Dans les archives, on trouve sa trace à Paris vers 1800 et, en 1804, comme étant le premier (sinon un des premiers) manufacturier de cafetière répertorié (sous «Quinquets – Distillatoire à café»)…
À vous d’échafauder votre propre scénario: vous avez comme choix de personnages Descroizilles, De Belloy, Chaptal,³ Henrion et Rouch et comme armes l’alambic, le quinquet, l’encensoir, la cafetière et le saumon.
À suivre…
___________________________________
¹ Source: « Archives INPI », avec leur aimable autorisation.
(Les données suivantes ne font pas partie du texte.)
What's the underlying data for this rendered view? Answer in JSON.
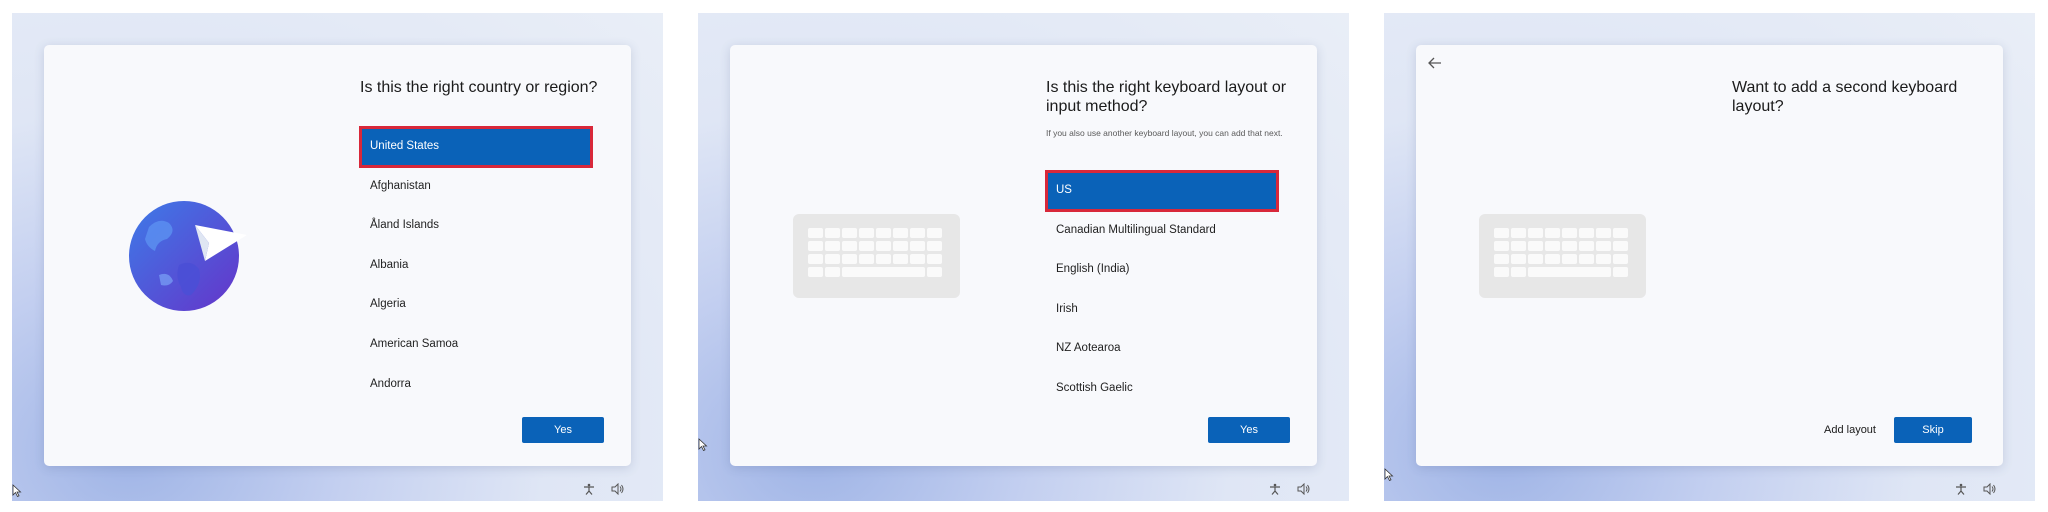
{
  "screen1": {
    "heading": "Is this the right country or region?",
    "items": [
      "United States",
      "Afghanistan",
      "Åland Islands",
      "Albania",
      "Algeria",
      "American Samoa",
      "Andorra"
    ],
    "selected_index": 0,
    "primary_label": "Yes"
  },
  "screen2": {
    "heading": "Is this the right keyboard layout or input method?",
    "subtext": "If you also use another keyboard layout, you can add that next.",
    "items": [
      "US",
      "Canadian Multilingual Standard",
      "English (India)",
      "Irish",
      "NZ Aotearoa",
      "Scottish Gaelic"
    ],
    "selected_index": 0,
    "primary_label": "Yes"
  },
  "screen3": {
    "heading": "Want to add a second keyboard layout?",
    "secondary_label": "Add layout",
    "primary_label": "Skip"
  },
  "colors": {
    "accent": "#0a62b8",
    "highlight_outline": "#d8283a"
  },
  "icons": [
    "back-arrow-icon",
    "accessibility-icon",
    "volume-icon",
    "mouse-cursor-icon",
    "globe-icon",
    "keyboard-icon"
  ]
}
² Dans son mémoire de 1803 (résumé dans les Procès-verbaux des séances de l’Académie des sciences T II, p. 408), Rouch recommandait de ne pas pousser la torréfaction, de broyer plutôt que de pulvériser (moudre) les grains et y plaidait pour l’infusion plutôt que la décoction. On retrouve deux de ces trois éléments dans le descriptif d’invention… dont le principe se situe entre la De Belloy (si la réserve de café était bien surélevée) et une sorte de Bodum, avec bain-marie intégré.
³ En 1793 il participe à la création des Arts et Métiers et, de 1801 à 1804, il est ministre de l’intérieur… c’est donc lui qui délivre les brevets.